4. Post the class timetable, routines, rules where they can be easily seen. Students perform better in a structured, predictable, safe environment where daily routines and expectations are clear. That being said if and when plans change, be sure to alert them to this.
5. Be strict but fair. Be forgiving … but don’t be soft. be their teacher not their “friend”. (Note: As silly as it may sound, I repeat this phrases often, especially at the beginning of every term: “I am strict, but fair.” The power of suggestion is truly amazing!)
6. When I challenge my students, when I demand more of them, I always tell them that: “I never ask you to do something that I don’t think you can do.”
7. Always remember to give students “processing time”. (I dare say it: I don’t know a single soul who likes to be “put on the spot”.)
8. Teach “active listening”. Be specific! Teach “active reading”. Be specific!
9. Introduce, model and practice a reading comprehension strategy: Read the questions prior to reading the passage/story. Highlight key words, words that will appear in the response. In this way student will know what they are looking for and are able to highlight/mark the “answer” when they reach it. (This is one form of active reading.)

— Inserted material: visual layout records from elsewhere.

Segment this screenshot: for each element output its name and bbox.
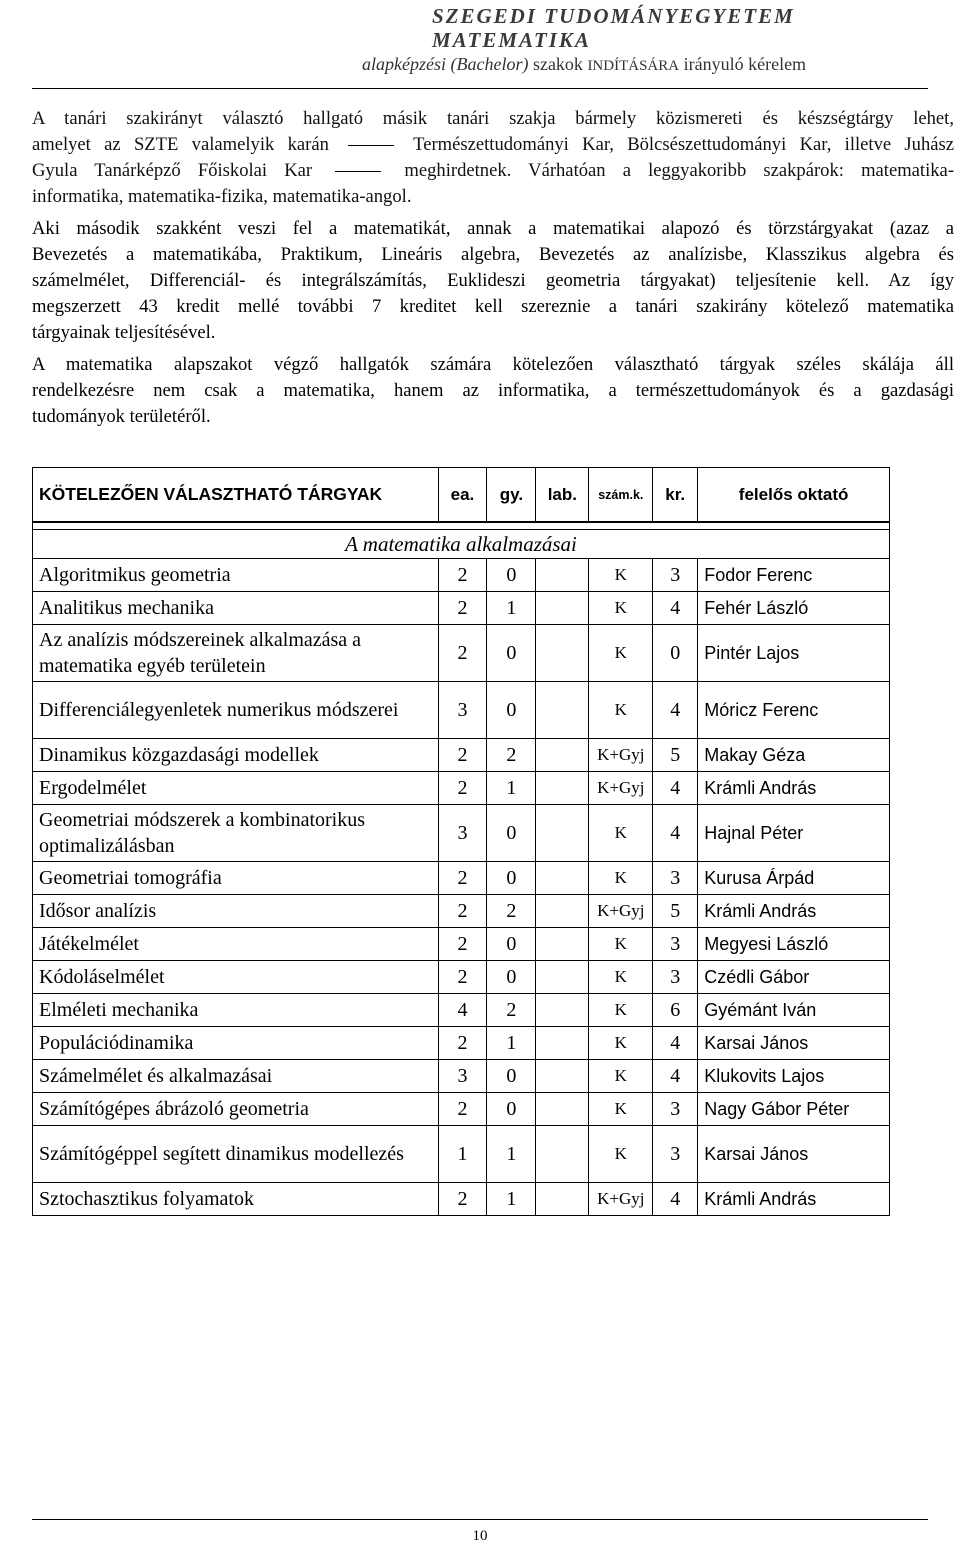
table-gap (33, 522, 890, 530)
page-number: 10 (472, 1528, 488, 1544)
course-gy: 0 (487, 928, 536, 961)
course-exam-type: K (589, 961, 653, 994)
course-teacher: Nagy Gábor Péter (698, 1093, 890, 1126)
em-dash (335, 171, 381, 172)
table-row (33, 772, 890, 805)
course-lab (536, 1126, 589, 1183)
course-exam-type: K (589, 1093, 653, 1126)
course-teacher: Móricz Ferenc (698, 682, 890, 739)
course-gy: 1 (487, 592, 536, 625)
course-credits: 3 (653, 862, 698, 895)
course-name: Számelmélet és alkalmazásai (33, 1060, 439, 1093)
course-exam-type: K+Gyj (589, 1183, 653, 1216)
course-name: Sztochasztikus folyamatok (33, 1183, 439, 1216)
course-teacher: Gyémánt Iván (698, 994, 890, 1027)
table-row (33, 592, 890, 625)
course-lab (536, 895, 589, 928)
course-exam-type: K (589, 994, 653, 1027)
course-name: Ergodelmélet (33, 772, 439, 805)
course-name: Geometriai módszerek a kombinatorikus optimalizálásban (33, 805, 439, 862)
course-ea: 2 (438, 961, 487, 994)
header-lab: lab. (536, 468, 589, 523)
course-credits: 6 (653, 994, 698, 1027)
course-credits: 3 (653, 1093, 698, 1126)
course-ea: 2 (438, 592, 487, 625)
course-ea: 4 (438, 994, 487, 1027)
course-name: Populációdinamika (33, 1027, 439, 1060)
course-teacher: Czédli Gábor (698, 961, 890, 994)
course-gy: 0 (487, 961, 536, 994)
course-lab (536, 1060, 589, 1093)
course-credits: 0 (653, 625, 698, 682)
table-header-row (33, 468, 890, 523)
course-lab (536, 625, 589, 682)
course-ea: 2 (438, 895, 487, 928)
course-ea: 2 (438, 928, 487, 961)
course-teacher: Fehér László (698, 592, 890, 625)
course-lab (536, 805, 589, 862)
table-row (33, 928, 890, 961)
course-lab (536, 994, 589, 1027)
course-name: Idősor analízis (33, 895, 439, 928)
header-title: KÖTELEZŐEN VÁLASZTHATÓ TÁRGYAK (33, 468, 439, 523)
course-gy: 1 (487, 1126, 536, 1183)
course-credits: 4 (653, 592, 698, 625)
course-gy: 1 (487, 1027, 536, 1060)
course-lab (536, 739, 589, 772)
course-exam-type: K (589, 805, 653, 862)
table-row (33, 559, 890, 592)
course-gy: 0 (487, 682, 536, 739)
section-title: A matematika alkalmazásai (33, 530, 890, 559)
paragraph-teacher-track: A tanári szakirányt választó hallgató másik tanári szakja bármely közismereti és készségtárgy lehet, amelyet az SZTE valamelyik karán Természettudományi Kar, Bölcsészettudományi Kar, illetve Juhász Gyula Tanárképző Főiskolai Kar meghirdetnek. Várhatóan a leggyakoribb szakpárok: matematika- informatika, matematika-fizika, matematika-angol. (32, 108, 955, 207)
course-ea: 1 (438, 1126, 487, 1183)
course-credits: 4 (653, 1060, 698, 1093)
university-name: SZEGEDI TUDOMÁNYEGYETEM (432, 4, 795, 28)
course-credits: 3 (653, 559, 698, 592)
course-gy: 0 (487, 1060, 536, 1093)
page-header (362, 4, 922, 78)
course-gy: 0 (487, 625, 536, 682)
course-credits: 4 (653, 1027, 698, 1060)
course-ea: 3 (438, 805, 487, 862)
course-name: Játékelmélet (33, 928, 439, 961)
paragraph-electives: A matematika alapszakot végző hallgatók számára kötelezően választható tárgyak széles skálája áll rendelkezésre nem csak a matematika, hanem az informatika, a természettudományok és a gazdasági tudományok területéről. (32, 354, 954, 427)
course-name: Kódoláselmélet (33, 961, 439, 994)
table-row (33, 1027, 890, 1060)
document-subtitle: alapképzési (Bachelor) szakok INDÍTÁSÁRA irányuló kérelem (362, 54, 807, 74)
course-ea: 2 (438, 559, 487, 592)
course-gy: 2 (487, 895, 536, 928)
course-lab (536, 592, 589, 625)
course-ea: 2 (438, 772, 487, 805)
course-credits: 3 (653, 961, 698, 994)
course-gy: 0 (487, 862, 536, 895)
course-exam-type: K (589, 862, 653, 895)
paragraph-second-major: Aki második szakként veszi fel a matematikát, annak a matematikai alapozó és törzstárgyakat (azaz a Bevezetés a matematikába, Praktikum, Lineáris algebra, Bevezetés az analízisbe, Klasszikus algebra és számelmélet, Differenciál- és integrálszámítás, Euklideszi geometria tárgyakat) teljesítenie kell. Az így megszerzett 43 kredit mellé további 7 kreditet kell szereznie a tanári szakirány kötelező matematika tárgyainak teljesítésével. (32, 218, 954, 343)
course-name: Számítógéppel segített dinamikus modellezés (33, 1126, 439, 1183)
course-exam-type: K (589, 682, 653, 739)
course-lab (536, 559, 589, 592)
course-gy: 0 (487, 805, 536, 862)
section-row (33, 530, 890, 559)
course-gy: 0 (487, 1093, 536, 1126)
course-ea: 3 (438, 682, 487, 739)
course-lab (536, 1027, 589, 1060)
course-credits: 4 (653, 772, 698, 805)
header-kr: kr. (653, 468, 698, 523)
course-teacher: Karsai János (698, 1027, 890, 1060)
course-name: Differenciálegyenletek numerikus módszerei (33, 682, 439, 739)
course-lab (536, 1093, 589, 1126)
course-lab (536, 1183, 589, 1216)
table-row (33, 994, 890, 1027)
course-gy: 1 (487, 772, 536, 805)
course-name: Elméleti mechanika (33, 994, 439, 1027)
course-credits: 5 (653, 895, 698, 928)
table-row (33, 625, 890, 682)
table-row (33, 1060, 890, 1093)
course-name: Számítógépes ábrázoló geometria (33, 1093, 439, 1126)
elective-courses-table (32, 467, 890, 1216)
course-name: Algoritmikus geometria (33, 559, 439, 592)
course-lab (536, 862, 589, 895)
table-row (33, 862, 890, 895)
course-ea: 3 (438, 1060, 487, 1093)
course-teacher: Klukovits Lajos (698, 1060, 890, 1093)
course-credits: 3 (653, 928, 698, 961)
course-credits: 4 (653, 1183, 698, 1216)
course-lab (536, 682, 589, 739)
course-credits: 3 (653, 1126, 698, 1183)
course-credits: 5 (653, 739, 698, 772)
course-credits: 4 (653, 682, 698, 739)
course-ea: 2 (438, 862, 487, 895)
course-exam-type: K+Gyj (589, 739, 653, 772)
course-name: Analitikus mechanika (33, 592, 439, 625)
table-row (33, 1126, 890, 1183)
header-oktato: felelős oktató (698, 468, 890, 523)
table-row (33, 739, 890, 772)
table-row (33, 805, 890, 862)
course-teacher: Karsai János (698, 1126, 890, 1183)
course-lab (536, 928, 589, 961)
course-gy: 0 (487, 559, 536, 592)
header-gy: gy. (487, 468, 536, 523)
course-teacher: Megyesi László (698, 928, 890, 961)
course-credits: 4 (653, 805, 698, 862)
course-ea: 2 (438, 1183, 487, 1216)
course-gy: 2 (487, 994, 536, 1027)
course-exam-type: K (589, 928, 653, 961)
course-exam-type: K (589, 1027, 653, 1060)
em-dash (348, 145, 394, 146)
course-teacher: Pintér Lajos (698, 625, 890, 682)
table-row (33, 682, 890, 739)
course-exam-type: K (589, 592, 653, 625)
course-ea: 2 (438, 739, 487, 772)
course-teacher: Fodor Ferenc (698, 559, 890, 592)
course-lab (536, 961, 589, 994)
course-gy: 2 (487, 739, 536, 772)
course-teacher: Krámli András (698, 895, 890, 928)
header-ea: ea. (438, 468, 487, 523)
course-name: Az analízis módszereinek alkalmazása a matematika egyéb területein (33, 625, 439, 682)
table-row (33, 961, 890, 994)
course-teacher: Krámli András (698, 1183, 890, 1216)
course-lab (536, 772, 589, 805)
program-name: MATEMATIKA (432, 28, 591, 52)
course-exam-type: K (589, 625, 653, 682)
course-name: Dinamikus közgazdasági modellek (33, 739, 439, 772)
course-ea: 2 (438, 625, 487, 682)
course-exam-type: K+Gyj (589, 772, 653, 805)
table-row (33, 895, 890, 928)
course-teacher: Hajnal Péter (698, 805, 890, 862)
header-szamk: szám.k. (589, 468, 653, 523)
table-row (33, 1093, 890, 1126)
course-ea: 2 (438, 1093, 487, 1126)
header-rule (32, 88, 928, 89)
course-exam-type: K (589, 559, 653, 592)
course-gy: 1 (487, 1183, 536, 1216)
course-teacher: Krámli András (698, 772, 890, 805)
footer-rule (32, 1519, 928, 1520)
course-ea: 2 (438, 1027, 487, 1060)
course-exam-type: K+Gyj (589, 895, 653, 928)
course-exam-type: K (589, 1060, 653, 1093)
course-name: Geometriai tomográfia (33, 862, 439, 895)
course-teacher: Kurusa Árpád (698, 862, 890, 895)
table-row (33, 1183, 890, 1216)
course-teacher: Makay Géza (698, 739, 890, 772)
course-exam-type: K (589, 1126, 653, 1183)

10. When using cue cards (ie study cards) make sure to have your students divide the cards into two piles with students: 1. The “I know pile” & 2. “The “I don’t know yet” pile. Study only the ones they need to learn. (It is so tempting to include the cards we already know as it “feels good” to get the answers right … but it is really just a waste of time.
11. When introducing manipulatives, iPad apps, etc. always allow students to “play with it first” in order to get “that” out of their system. When it then comes time to use it for educational purposes they will be ready to roll.
12. When feeling overwhelmed (and yes there will be those days!) do something about it. For example, I write down 6 things that I want to accomplish on a given day in order of importance. I figure that if I cross off the first three I’m good!